If you want to know what is going on today in what is being called SOA, this book is fine. It takes a look at what is out there, and reverse engineers it and describes the pieces. Unfortunately what is being done in general and what SOA is supposed to be is quite different.

If you were interested in what SOA is SUPPOSED to be, this book is very far off the mark. If you look at Thomas Erl's definitive books on SOA, you will see a vast difference from SOA as described in this book. Some of the chapters are overviews, for those with little or no existing knowledge of SOA, which is probably what you really wanted.

This SOA for Dummies book might be summarized as:
* SOA is good
* Everybody will be doing it
* Lots of companies are working in that area to implement SOA
* Lots of companies are creating SOA related products
* If you don't go SOA, your company will fail
* There is confusion
* We are a consulting company to help you

But my guess is you already knew this.

One aspect that is missing is an emphasis on open source SOA products. This book focuses primarily on commercial products. Even the commercial sources are continuing to donate parts of their systems to open source, so what was commercial is now open source. That is the continuing trend.

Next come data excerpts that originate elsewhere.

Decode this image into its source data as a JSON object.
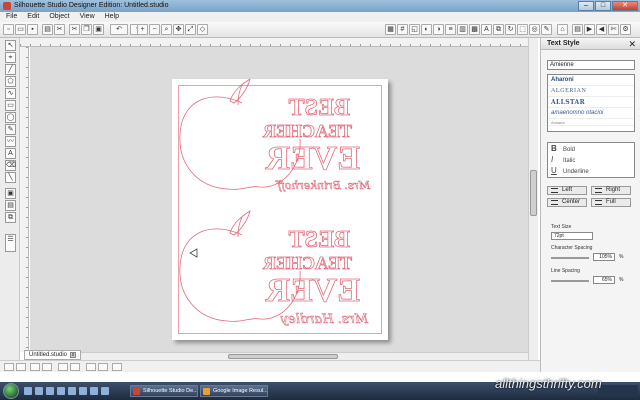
{
  "window": {
    "title": "Silhouette Studio Designer Edition: Untitled.studio",
    "minimize": "–",
    "maximize": "□",
    "close": "✕"
  },
  "menu": [
    "File",
    "Edit",
    "Object",
    "View",
    "Help"
  ],
  "document_tab": {
    "label": "Untitled.studio"
  },
  "text_style_panel": {
    "title": "Text Style",
    "close": "✕",
    "font_field": "Amienne",
    "fonts": [
      "Aharoni",
      "ALGERIAN",
      "ALLSTAR",
      "amaenomno otacioi",
      "Amiana"
    ],
    "styles": [
      {
        "glyph": "B",
        "label": "Bold"
      },
      {
        "glyph": "I",
        "label": "Italic"
      },
      {
        "glyph": "U",
        "label": "Underline"
      }
    ],
    "align": {
      "left": "Left",
      "right": "Right",
      "center": "Center",
      "full": "Full"
    },
    "text_size_label": "Text Size",
    "text_size_value": "72pt",
    "char_spacing_label": "Character Spacing",
    "char_spacing_value": "105%",
    "line_spacing_label": "Line Spacing",
    "line_spacing_value": "65%",
    "percent": "%"
  },
  "design": {
    "line1": "BEST",
    "line2": "TEACHER",
    "line3": "EVER",
    "name_top": "Mrs. Brinkerhoff",
    "name_bottom": "Mrs. Hardley",
    "stroke_color": "#e46a7a"
  },
  "taskbar": {
    "items": [
      "Silhouette Studio De...",
      "Google Image Resul..."
    ]
  },
  "watermark": "allthingsthrifty.com",
  "colors": {
    "accent": "#e46a7a",
    "titlebar": "#9ec0dc",
    "taskbar": "#2b3a52"
  }
}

I would say take this book as light reading (even though it's 350 pages), but don't try to remember too much of it. Don't presume the people implementing SOA really know what SOA is all about. I've seen SOA described formally in detailed all the way to the other extreme where some people call everything on the Web as part of SOA, which it isn't. So when you hear someone talk about SOA, be really skeptical.

This book tells you what is going on, not what should be going on. The question for you is just what to you want to implement. Because you want to do it right the first time. Calling anything that has a "service" as part of SOA, won't get you there.